Rescue is Coming for Those Who Suffer with Chronic Pain

TAT

Songs and stories to discover your purpose through suffering.

Find your hope and joy again.

Rescue is Coming for Those Who Suffer with Chronic Pain

(A Message from Theseus, Deep in the Underground)

            To the young woman, utterly lost and sore-afraid, imprisoned in the Underground, I say, “Hold on!” To the old man, desperate with pain and blinded by the darkness, I say, “I am coming.” Listen for my voice and follow me. I am heading out of this wicked place in due time.
            You wonder if your ears deceive you. Is there really someone else beneath the thermocline of pain, a living traveler passing through the same tunnels of heavy oil, but not staying forever? Yes. I am one of those people. I suffer with you now, but I will ascend in time. If I were not here, physically present with you, would you have heard my voice?
            Shall I prove to you that I am here, and no mere phantom? Boring into my head are eight wooden dowels: two in the back of my head, two in the ears, two in the temples, and two in the eyes. For a week I’ve been struggling to stand: the whole world is unsteady. I cannot tolerate light or sound. My back muscles are knotted into fists. Without sleep, I can hardly think. But I speak as I am able. Yes, I am with you in this malevolent Underground.
            Call me Theseus if you like, or TAT. The King has told me there will be deliverance for everyone in bondage who calls for His help.
            In the inky darkness, I am weightless, but I feel so heavy. It is impossible to breathe in oil, yet here I am, and here you are as well.
            Nothing do I carry in my pockets: no food, no drink. No apparent weapons. I cannot give you anything material. But I am not without resources.
            The things that matter, I can neither carry nor measure. I have no scale for weighty things, no measuring tape for long hardship, and no thermometer to assess the chill. But what I have, I give you.
            There is faith, even here, though we cannot feel it. Reach out into the oil with your better hand. Take hold of what seems like nothing. Press it against your chest like a patch and rub it in. Though you sense no difference inside—not the least hint of newfound clarity—you have done something. You have moved. Keep moving.
            Now reach out with your other hand and grab some hope. Do not worry that it all seems to slip between your fingers. Apply whatever you grabbed, even the least speck of it, in the very same way. Rub it in hard until you perceive the heat.
            You still notice almost nothing. I understand, and I feel next to nothing yet either. But I am with you, and I have been here before.
            The touch of a true love would seem to be better by far than these empty patches. The lover’s touch would yield not only relief of pain but the replacement of pain with pleasure. That option is not available. Not yet. Whatever you do, don’t cling to your false lovers—those mirages of help—that leave you emptier, sorer, and more hopeless than before. Let them go. Search your memory. If you have not lost the ability to be honest, you know it to be true. “But no one is around to notice what I do!” you say. “I just want to feel loved for one moment!” Such lovers will leave you naked and witless in the end.

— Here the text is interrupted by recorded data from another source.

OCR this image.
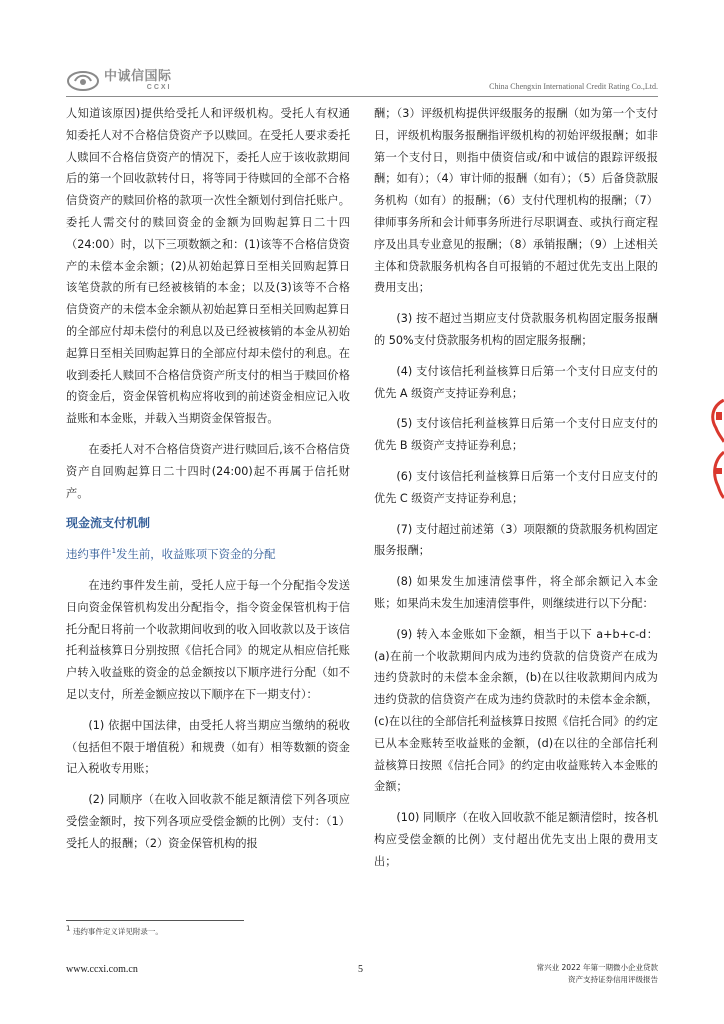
中诚信国际
CCXI	China Chengxin International Credit Rating Co.,Ltd.

人知道该原因)提供给受托人和评级机构。受托人有权通知委托人对不合格信贷资产予以赎回。在受托人要求委托人赎回不合格信贷资产的情况下，委托人应于该收款期间后的第一个回收款转付日，将等同于待赎回的全部不合格信贷资产的赎回价格的款项一次性全额划付到信托账户。委托人需交付的赎回资金的金额为回购起算日二十四（24:00）时，以下三项数额之和：(1)该等不合格信贷资产的未偿本金余额；(2)从初始起算日至相关回购起算日该笔贷款的所有已经被核销的本金；以及(3)该等不合格信贷资产的未偿本金余额从初始起算日至相关回购起算日的全部应付却未偿付的利息以及已经被核销的本金从初始起算日至相关回购起算日的全部应付却未偿付的利息。在收到委托人赎回不合格信贷资产所支付的相当于赎回价格的资金后，资金保管机构应将收到的前述资金相应记入收益账和本金账，并载入当期资金保管报告。

在委托人对不合格信贷资产进行赎回后,该不合格信贷资产自回购起算日二十四时(24:00)起不再属于信托财产。

现金流支付机制
违约事件$^1$发生前，收益账项下资金的分配

在违约事件发生前，受托人应于每一个分配指令发送日向资金保管机构发出分配指令，指令资金保管机构于信托分配日将前一个收款期间收到的收入回收款以及于该信托利益核算日分别按照《信托合同》的规定从相应信托账户转入收益账的资金的总金额按以下顺序进行分配（如不足以支付，所差金额应按以下顺序在下一期支付）：

(1) 依据中国法律，由受托人将当期应当缴纳的税收（包括但不限于增值税）和规费（如有）相等数额的资金记入税收专用账；

(2) 同顺序（在收入回收款不能足额清偿下列各项应受偿金额时，按下列各项应受偿金额的比例）支付：（1）受托人的报酬；（2）资金保管机构的报

酬；（3）评级机构提供评级服务的报酬（如为第一个支付日，评级机构服务报酬指评级机构的初始评级报酬；如非第一个支付日，则指中债资信或/和中诚信的跟踪评级报酬；如有）；（4）审计师的报酬（如有）；（5）后备贷款服务机构（如有）的报酬；（6）支付代理机构的报酬；（7）律师事务所和会计师事务所进行尽职调查、或执行商定程序及出具专业意见的报酬；（8）承销报酬；（9）上述相关主体和贷款服务机构各自可报销的不超过优先支出上限的费用支出；

(3) 按不超过当期应支付贷款服务机构固定服务报酬的 50%支付贷款服务机构的固定服务报酬；

(4) 支付该信托利益核算日后第一个支付日应支付的优先 A 级资产支持证券利息；

(5) 支付该信托利益核算日后第一个支付日应支付的优先 B 级资产支持证券利息；

(6) 支付该信托利益核算日后第一个支付日应支付的优先 C 级资产支持证券利息；

(7) 支付超过前述第（3）项限额的贷款服务机构固定服务报酬；

(8) 如果发生加速清偿事件，将全部余额记入本金账；如果尚未发生加速清偿事件，则继续进行以下分配：

(9) 转入本金账如下金额，相当于以下 a+b+c-d：(a)在前一个收款期间内成为违约贷款的信贷资产在成为违约贷款时的未偿本金余额，(b)在以往收款期间内成为违约贷款的信贷资产在成为违约贷款时的未偿本金余额，(c)在以往的全部信托利益核算日按照《信托合同》的约定已从本金账转至收益账的金额，(d)在以往的全部信托利益核算日按照《信托合同》的约定由收益账转入本金账的金额；

(10) 同顺序（在收入回收款不能足额清偿时，按各机构应受偿金额的比例）支付超出优先支出上限的费用支出；

$^1$ 违约事件定义详见附录一。
www.ccxi.com.cn	5	常兴业 2022 年第一期微小企业贷款
资产支持证券信用评级报告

You will need all your wits and strength for the pending escape. Let go of false lovers.
            Now, unencumbered, reach out with both hands, into the oil about you, and take hold of some purpose, as much as you can grab. If your hands are like mine, then you cannot even close your grip. But what does it matter? Rub your claw hands against your thighs. You are only half dead. There is life remaining within you.
            What is the one thing you can do today, even in the pit of darkness? Can you move? Then move. Can you hear me? Then follow my voice.
            As you move, your mind will return to you. As you listen, you will notice the voices of many others all about us with the same troubles, or even worse. Some of those prisoners are more alone than you and I.
            This is my pledge to you: I will keep speaking, as I am able, for that is one of the few things I can still do. I can barely hear in this deep Underground, so great is the ringing in my ears. As for your pledge to me, if you can listen to me and follow me, then listen and follow. What does it matter if you can barely speak a word? We will find each other. And we will leave this place in due time—you, and I—and so many others.
            There may come a day when we will look back upon this hour and say, “That was a hard time, the hardest we ever knew. But it was also the best. We discovered purpose when everything seemed lost. We helped people. We walked by faith.”